I'm trying to create a static shader library with OpenGL. I want it to be as portable as possible (Windows Linus Android ...). For this propose i made a header what includes gl and glext: OpenGL.hpp
...
#define GL_GLEXT_PROTOTYPES
#if defined(OS_WINDOWS)
#ifdef _MSC_VER
#include <windows.h>
#endif
#include <GL/gl.h>
#include <GL/glext.h>
#elif defined(OS_LINUX)
#include <GL/gl.h>
#include <GL/glext.h>
...
And Shader.hpp
...
class Shader
{
unsigned int m_id;
public:
Shader();
...
};
...
And Shader.cpp
...
#include <Shader.hpp>
#include <OpenGL.hpp>
Shader::Shader()
{
m_id = glCreateProgram();
...
}
...
Then complied Shader.cpp
to Shader.o
and with ar
created libShader.a
.
After that on android i can compile like that:
g++ -I ./include -c main.cpp -o main.o
g++ -L ./lib -o main main.o -lShader -lSDL2 -lGLESv1_CM -lGLESv2
And it runs flawless.
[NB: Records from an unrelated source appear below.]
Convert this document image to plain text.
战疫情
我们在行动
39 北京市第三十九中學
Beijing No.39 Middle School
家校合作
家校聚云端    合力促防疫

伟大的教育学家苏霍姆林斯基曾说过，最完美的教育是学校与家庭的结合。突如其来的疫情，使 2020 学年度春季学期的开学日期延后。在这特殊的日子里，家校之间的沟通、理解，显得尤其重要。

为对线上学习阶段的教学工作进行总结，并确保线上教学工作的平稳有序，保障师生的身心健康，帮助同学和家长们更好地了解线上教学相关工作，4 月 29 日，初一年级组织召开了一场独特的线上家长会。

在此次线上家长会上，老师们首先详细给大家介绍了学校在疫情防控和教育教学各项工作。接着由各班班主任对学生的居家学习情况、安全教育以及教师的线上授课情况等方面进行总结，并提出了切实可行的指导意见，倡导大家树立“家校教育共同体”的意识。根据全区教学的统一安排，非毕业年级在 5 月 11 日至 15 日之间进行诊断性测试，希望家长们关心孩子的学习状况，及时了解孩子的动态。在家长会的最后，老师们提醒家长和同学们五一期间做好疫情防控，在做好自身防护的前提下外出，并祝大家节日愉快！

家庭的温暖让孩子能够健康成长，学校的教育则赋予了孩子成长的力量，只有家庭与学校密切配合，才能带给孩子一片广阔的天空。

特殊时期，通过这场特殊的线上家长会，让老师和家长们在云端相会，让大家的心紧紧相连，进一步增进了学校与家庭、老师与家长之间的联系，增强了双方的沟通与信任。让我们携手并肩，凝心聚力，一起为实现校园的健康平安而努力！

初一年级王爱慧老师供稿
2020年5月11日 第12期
But on windows when i link
g++ -L ./lib -o main.exe main.o -lShader -lSDL2 -lglew32 -lopengl32 -lglu32
G++ gives lib\libShader.a(Shader.o):Shader.cpp undefined reference to glCreateProgram@8
error.
On windows main.cpp looks like this:
#include <GL/glew.h>
#include <Shader.hpp>
...
int main()
{
Shader shader1;
...
GLuint test_id_for_main = glCreateProgram();
...
}
...
The wierd thing is test_id_for_main
works (if i comment out the Shader-s) without link error.
What did i do incorrectly on windows?